RESIDENTIAL
When it comes to apartments, The Irvine Company is a long way from the top on a national scale. But the Newport Beach-based landlord owner keeps gaining.
This year, the Irvine Co. moved up five slots from 2004 to No. 34 in a national ranking of apartment owners done by the National Multi Housing Council, a trade group based in Washington, D.C.
The company’s The Irvine Company Apartment Communities unit owns 27,675 apartments, up 7% from a year ago.
A big chunk of the gain came from a project in San Jose dubbed North Park, according to company spokeswoman Jennifer Hieger. North Park is set to include 2,600 apartments when it’s done, she said.
The Irvine Co. also worked on apartment projects in Orange County last year, she said.
East Coast companies dominate the top
50 ranking. OC counts several big apart-
ment owners, though they didn’t make the list.
They include: Irvine’s Western National Group, which owns 13,000 apartments and manages another 12,000; Newport Beach’s Olen Properties Corp., which owns about 10,500 apartments; Irvine’s Sares-Regis Group, which has 8,000 apartments and manages another 4,000; Aliso Viejo-based Shea Properties, which owns 7,000 apartments; and Costa Mesa’s Arnel & Affiliates, which has about 5,000 apartments.
Irvine Co.’s Orchard Hills
In other Irvine Co. news, the company is gearing up to start a big housing development, according to the Orange County Report, a newsletter about local real estate.
The Irvine Co. plans 4,300 homes and apartments in northern Irvine, including some hillside units, according to the newsletter.
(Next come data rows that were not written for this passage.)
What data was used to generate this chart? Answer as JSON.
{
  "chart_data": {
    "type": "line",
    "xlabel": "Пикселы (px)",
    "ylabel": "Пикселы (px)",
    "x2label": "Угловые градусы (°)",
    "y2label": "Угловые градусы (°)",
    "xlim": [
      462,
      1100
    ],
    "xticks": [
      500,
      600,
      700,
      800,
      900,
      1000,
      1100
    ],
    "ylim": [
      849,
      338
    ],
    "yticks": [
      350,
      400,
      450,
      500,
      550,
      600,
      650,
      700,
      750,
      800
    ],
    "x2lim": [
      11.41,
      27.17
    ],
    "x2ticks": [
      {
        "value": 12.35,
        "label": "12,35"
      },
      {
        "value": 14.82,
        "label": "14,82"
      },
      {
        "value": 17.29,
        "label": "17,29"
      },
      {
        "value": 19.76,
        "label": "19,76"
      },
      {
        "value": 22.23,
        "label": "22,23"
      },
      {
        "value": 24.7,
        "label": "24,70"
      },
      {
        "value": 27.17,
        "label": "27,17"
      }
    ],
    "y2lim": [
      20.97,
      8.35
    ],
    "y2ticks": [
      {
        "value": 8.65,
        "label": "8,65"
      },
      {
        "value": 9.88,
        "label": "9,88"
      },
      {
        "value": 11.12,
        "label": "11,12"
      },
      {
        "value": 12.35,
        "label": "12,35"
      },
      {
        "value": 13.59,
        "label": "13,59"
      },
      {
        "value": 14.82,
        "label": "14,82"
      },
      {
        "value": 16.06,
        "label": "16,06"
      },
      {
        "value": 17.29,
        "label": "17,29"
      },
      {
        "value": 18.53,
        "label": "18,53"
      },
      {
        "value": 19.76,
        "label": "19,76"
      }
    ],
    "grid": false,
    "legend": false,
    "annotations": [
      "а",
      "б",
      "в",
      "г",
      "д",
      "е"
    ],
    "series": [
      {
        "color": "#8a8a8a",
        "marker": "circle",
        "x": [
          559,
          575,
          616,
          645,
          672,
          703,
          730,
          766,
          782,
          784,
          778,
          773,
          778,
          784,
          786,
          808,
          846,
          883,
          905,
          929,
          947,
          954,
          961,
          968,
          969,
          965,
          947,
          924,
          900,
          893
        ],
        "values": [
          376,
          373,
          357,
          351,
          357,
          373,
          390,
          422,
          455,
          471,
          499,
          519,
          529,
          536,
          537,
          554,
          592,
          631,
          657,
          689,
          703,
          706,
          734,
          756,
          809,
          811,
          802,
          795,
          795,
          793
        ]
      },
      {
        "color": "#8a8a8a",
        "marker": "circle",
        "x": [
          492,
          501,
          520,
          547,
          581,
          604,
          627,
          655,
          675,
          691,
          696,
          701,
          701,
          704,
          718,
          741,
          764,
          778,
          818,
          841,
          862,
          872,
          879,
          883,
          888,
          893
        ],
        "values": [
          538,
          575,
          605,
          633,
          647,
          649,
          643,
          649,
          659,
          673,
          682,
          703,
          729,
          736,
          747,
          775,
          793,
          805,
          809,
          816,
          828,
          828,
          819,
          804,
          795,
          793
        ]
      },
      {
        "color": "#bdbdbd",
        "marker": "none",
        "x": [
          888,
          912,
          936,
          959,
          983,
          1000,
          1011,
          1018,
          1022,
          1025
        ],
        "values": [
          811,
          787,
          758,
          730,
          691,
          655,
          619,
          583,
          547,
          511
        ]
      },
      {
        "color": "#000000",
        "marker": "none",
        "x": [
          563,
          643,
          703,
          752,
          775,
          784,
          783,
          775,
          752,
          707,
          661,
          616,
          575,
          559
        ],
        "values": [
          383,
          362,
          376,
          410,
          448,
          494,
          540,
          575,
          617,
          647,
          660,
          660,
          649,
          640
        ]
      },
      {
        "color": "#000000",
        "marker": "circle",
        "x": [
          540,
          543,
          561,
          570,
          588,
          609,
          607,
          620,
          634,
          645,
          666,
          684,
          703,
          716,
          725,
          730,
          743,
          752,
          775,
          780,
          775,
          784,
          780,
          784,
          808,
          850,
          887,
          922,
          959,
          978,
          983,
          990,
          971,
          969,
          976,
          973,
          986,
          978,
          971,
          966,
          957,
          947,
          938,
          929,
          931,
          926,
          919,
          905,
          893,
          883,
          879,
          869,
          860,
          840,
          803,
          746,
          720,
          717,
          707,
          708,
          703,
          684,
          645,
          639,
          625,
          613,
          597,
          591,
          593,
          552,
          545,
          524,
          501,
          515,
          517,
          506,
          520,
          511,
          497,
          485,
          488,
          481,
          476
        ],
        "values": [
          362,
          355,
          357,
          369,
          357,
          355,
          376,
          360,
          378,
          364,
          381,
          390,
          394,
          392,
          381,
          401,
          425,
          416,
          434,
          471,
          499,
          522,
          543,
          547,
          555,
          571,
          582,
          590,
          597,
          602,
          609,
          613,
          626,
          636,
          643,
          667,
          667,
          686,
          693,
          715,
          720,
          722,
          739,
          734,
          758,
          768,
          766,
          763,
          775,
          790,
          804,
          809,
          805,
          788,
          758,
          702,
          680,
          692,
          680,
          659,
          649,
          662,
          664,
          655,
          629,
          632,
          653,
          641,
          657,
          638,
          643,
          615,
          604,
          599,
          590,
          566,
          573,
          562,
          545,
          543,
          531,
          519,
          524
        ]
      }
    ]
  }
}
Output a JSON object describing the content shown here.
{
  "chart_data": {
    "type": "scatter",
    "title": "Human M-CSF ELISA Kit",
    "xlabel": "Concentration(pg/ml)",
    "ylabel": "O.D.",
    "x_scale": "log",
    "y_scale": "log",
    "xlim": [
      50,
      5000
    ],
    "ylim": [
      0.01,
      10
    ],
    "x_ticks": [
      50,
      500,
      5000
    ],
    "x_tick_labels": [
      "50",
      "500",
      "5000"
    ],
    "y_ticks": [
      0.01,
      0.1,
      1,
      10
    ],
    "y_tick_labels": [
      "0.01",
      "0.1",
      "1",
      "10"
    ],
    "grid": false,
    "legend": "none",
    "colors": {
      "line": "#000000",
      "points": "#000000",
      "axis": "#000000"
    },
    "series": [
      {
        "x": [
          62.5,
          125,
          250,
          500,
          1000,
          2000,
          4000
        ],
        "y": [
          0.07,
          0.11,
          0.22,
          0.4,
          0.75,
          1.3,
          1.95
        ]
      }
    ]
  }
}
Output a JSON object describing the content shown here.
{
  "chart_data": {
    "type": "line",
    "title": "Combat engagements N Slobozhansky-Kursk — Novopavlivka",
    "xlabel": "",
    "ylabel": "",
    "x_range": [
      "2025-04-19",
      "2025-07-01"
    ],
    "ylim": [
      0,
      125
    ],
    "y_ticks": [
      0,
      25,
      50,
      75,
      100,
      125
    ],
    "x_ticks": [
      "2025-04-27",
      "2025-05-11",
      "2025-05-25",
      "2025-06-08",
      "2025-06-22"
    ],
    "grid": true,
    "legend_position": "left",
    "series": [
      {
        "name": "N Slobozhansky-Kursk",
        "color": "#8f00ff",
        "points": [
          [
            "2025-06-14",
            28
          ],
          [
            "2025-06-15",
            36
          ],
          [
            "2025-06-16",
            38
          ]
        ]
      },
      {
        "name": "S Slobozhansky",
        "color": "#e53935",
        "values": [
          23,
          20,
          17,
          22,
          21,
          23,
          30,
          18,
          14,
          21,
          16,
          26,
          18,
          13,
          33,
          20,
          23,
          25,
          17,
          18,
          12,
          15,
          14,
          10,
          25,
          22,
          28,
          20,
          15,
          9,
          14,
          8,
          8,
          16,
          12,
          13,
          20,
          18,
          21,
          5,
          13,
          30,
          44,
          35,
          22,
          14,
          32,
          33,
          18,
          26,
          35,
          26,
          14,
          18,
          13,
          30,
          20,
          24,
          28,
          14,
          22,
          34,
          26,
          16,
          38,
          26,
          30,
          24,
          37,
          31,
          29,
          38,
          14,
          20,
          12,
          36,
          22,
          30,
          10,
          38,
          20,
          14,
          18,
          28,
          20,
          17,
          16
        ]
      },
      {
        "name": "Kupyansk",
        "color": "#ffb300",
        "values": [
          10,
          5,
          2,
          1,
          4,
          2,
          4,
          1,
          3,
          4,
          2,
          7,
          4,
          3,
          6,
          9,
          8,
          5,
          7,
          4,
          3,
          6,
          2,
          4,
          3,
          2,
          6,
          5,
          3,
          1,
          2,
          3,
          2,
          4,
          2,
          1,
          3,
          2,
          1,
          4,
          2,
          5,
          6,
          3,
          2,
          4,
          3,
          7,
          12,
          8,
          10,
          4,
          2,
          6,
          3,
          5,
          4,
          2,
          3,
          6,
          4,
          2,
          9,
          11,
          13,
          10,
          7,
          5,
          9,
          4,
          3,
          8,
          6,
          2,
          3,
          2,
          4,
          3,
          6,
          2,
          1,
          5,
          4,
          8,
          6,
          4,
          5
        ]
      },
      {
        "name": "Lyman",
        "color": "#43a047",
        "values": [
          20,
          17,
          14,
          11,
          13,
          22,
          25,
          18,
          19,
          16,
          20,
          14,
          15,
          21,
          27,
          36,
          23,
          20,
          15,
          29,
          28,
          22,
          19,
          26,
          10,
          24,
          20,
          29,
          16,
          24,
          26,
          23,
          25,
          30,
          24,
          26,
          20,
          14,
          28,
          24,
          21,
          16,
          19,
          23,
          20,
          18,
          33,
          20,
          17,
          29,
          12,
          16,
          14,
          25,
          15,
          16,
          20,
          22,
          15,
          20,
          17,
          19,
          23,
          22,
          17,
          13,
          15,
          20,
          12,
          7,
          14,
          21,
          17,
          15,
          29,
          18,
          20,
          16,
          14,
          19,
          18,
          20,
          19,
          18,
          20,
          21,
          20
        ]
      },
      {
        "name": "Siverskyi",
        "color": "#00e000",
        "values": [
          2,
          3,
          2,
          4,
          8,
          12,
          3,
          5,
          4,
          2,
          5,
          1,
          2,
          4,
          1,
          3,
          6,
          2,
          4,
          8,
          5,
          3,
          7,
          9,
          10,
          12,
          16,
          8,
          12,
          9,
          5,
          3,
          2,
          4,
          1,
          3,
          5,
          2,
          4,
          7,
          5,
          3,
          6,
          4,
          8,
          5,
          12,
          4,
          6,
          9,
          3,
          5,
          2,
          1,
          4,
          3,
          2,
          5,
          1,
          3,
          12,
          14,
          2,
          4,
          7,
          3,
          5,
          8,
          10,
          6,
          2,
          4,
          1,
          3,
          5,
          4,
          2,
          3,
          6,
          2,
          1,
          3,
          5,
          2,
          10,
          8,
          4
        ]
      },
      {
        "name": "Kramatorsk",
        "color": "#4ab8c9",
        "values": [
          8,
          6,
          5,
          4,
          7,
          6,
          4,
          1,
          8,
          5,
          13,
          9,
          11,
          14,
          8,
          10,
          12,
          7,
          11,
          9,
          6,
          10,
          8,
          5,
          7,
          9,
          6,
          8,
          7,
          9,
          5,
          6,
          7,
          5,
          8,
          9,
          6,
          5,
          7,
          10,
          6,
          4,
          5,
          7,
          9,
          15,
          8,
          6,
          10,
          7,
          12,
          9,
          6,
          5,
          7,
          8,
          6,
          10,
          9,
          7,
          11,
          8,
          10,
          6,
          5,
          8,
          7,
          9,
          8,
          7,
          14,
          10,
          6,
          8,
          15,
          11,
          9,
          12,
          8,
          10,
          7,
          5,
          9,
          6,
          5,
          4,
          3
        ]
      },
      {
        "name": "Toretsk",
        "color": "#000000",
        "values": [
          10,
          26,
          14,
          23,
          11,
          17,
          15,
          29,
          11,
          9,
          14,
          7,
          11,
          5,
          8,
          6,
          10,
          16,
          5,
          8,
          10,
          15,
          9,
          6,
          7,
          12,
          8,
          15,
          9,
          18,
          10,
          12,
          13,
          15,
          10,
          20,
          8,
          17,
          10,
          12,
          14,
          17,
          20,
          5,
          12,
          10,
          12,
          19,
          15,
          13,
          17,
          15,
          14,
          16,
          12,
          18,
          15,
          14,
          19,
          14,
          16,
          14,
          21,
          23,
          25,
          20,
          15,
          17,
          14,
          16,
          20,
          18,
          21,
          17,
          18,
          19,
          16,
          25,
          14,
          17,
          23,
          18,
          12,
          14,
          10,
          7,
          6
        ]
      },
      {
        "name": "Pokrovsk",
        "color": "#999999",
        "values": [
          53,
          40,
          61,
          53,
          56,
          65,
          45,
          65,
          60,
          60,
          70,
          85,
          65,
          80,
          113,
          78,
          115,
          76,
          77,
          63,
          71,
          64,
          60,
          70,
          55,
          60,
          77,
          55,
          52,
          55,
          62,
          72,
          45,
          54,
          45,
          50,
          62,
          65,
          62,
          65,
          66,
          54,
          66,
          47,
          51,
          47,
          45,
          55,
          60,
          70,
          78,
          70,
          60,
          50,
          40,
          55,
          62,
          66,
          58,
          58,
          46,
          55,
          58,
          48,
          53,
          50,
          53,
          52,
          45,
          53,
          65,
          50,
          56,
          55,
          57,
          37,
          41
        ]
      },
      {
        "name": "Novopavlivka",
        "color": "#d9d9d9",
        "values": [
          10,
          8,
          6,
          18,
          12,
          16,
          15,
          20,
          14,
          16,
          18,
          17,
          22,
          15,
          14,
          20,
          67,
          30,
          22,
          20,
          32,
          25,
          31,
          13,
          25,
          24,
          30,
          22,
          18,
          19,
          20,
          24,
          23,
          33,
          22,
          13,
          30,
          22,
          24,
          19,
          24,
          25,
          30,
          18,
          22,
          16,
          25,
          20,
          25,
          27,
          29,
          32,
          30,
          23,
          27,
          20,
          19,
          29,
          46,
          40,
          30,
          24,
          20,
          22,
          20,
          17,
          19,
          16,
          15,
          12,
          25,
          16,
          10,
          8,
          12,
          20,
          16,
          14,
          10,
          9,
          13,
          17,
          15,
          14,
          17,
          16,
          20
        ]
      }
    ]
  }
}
The company has finished its environmental study of the project, dubbed Orchard Hills. Public hearings should start in spring.
Homes are set to be divided in four neighborhoods “amid large groves of avocado trees and eucalyptus windrows,” according to the newsletter.
The first homes should be done in early 2007.
Inland Empire Land Buy
Costa Mesa-based Donahue Schriber Realty Corp. and Los Angeles-based Pardee Homes bought 308 acres of land in Menifee in Riverside County.
Schriber, a real estate investment trust, picked up 68 acres with plans to build shops. Pardee bought 240 acres with an eye to building 950 homes.
The sale price wasn’t disclosed.
The project, dubbed Countryside, should break ground next year.
The land is near Interstate 215. Costa Mesa-based Sutter Bay Corp., a unit of Washington Mutual Inc., sold the land.
Michelle Schierberl of Grubb & Ellis Co.’s Newport Beach office represented the buyers.
COMMERCIAL
No Foolin’
It was no joke. On April Fools Day, some residents from the Brea area protested a 3,600-home development planned by Aera Energy LLC, a venture of Shell Oil Co. and Exxon Mobil Corp., according to the Whittier Daily News.
When oil wells dry up, Aera Energy plans to build homes on its 3,000 acres straddling Brea, La Habra and Los Angeles County.
The protestors, including eco-friendly folk, occupied all four corners of Whittier and Harbor boulevards, waving signs such as “Save the Hills” and “Tell Shell to Sell.”
Project opponents want a government agency to buy the land and keep it as open space. The protestors plan to stand at the street corner every Friday at rush hour.
Aera Energy’s land is a combination of oil fields and grass mostly in Los Angeles County. The company has promised to set aside half the land as open space.
That promise isn’t enough to pacify opponents. They said the project would cut right through a wildlife corridor that has been planned for years.
Giving up half a developer’s land or more as open space has become common in OC in recent years. Examples abound.
In one case, the Irvine Co.’s agreed to set aside 20,000 of 22,000 acres,90%,it controls east of Orange. In Irvine, the company is set to leave 67% of its planned 7,700-acre Northern Sphere development as open space.
In South County, Rancho Mission Viejo LLC has earmarked 60% of its 23,000 acres east of Mission Viejo as open space. The family company is looking to build 14,000 homes and 5 million square feet of commercial space.
Looks like the Orange County Register realized mortgage companies are leasing a lot of office space in OC by the looks of the paper’s April 7 story, “Lenders bursting at their seams.”
The story had a remarkable statement: Mortgage companies occupy 8% to 10% of all office space in OC. The county has 97 million square feet of office space. That would give mortgage companies 8 million to 9 million square feet of space.
The article attributed the estimated range to Jerry Holdner of Voit Commercial Brokerage LP.
I gave Holdner a buzz to do a quick fact check. I had heard the number is closer to 5% for mortgage companies.
Holdner said he gave the daily paper a rough estimate and that it was for “mortgage-related companies”,not just lenders and brokers. He said he lumped in title and escrow companies as well.
Holdner’s 8% to 10% estimate still is dramatic, since title and escrow companies also are sensitive to higher interest rates.
Long-term rates finally are edging up. The question now is whether mortgage companies end up giving back some office space in the form of subleases.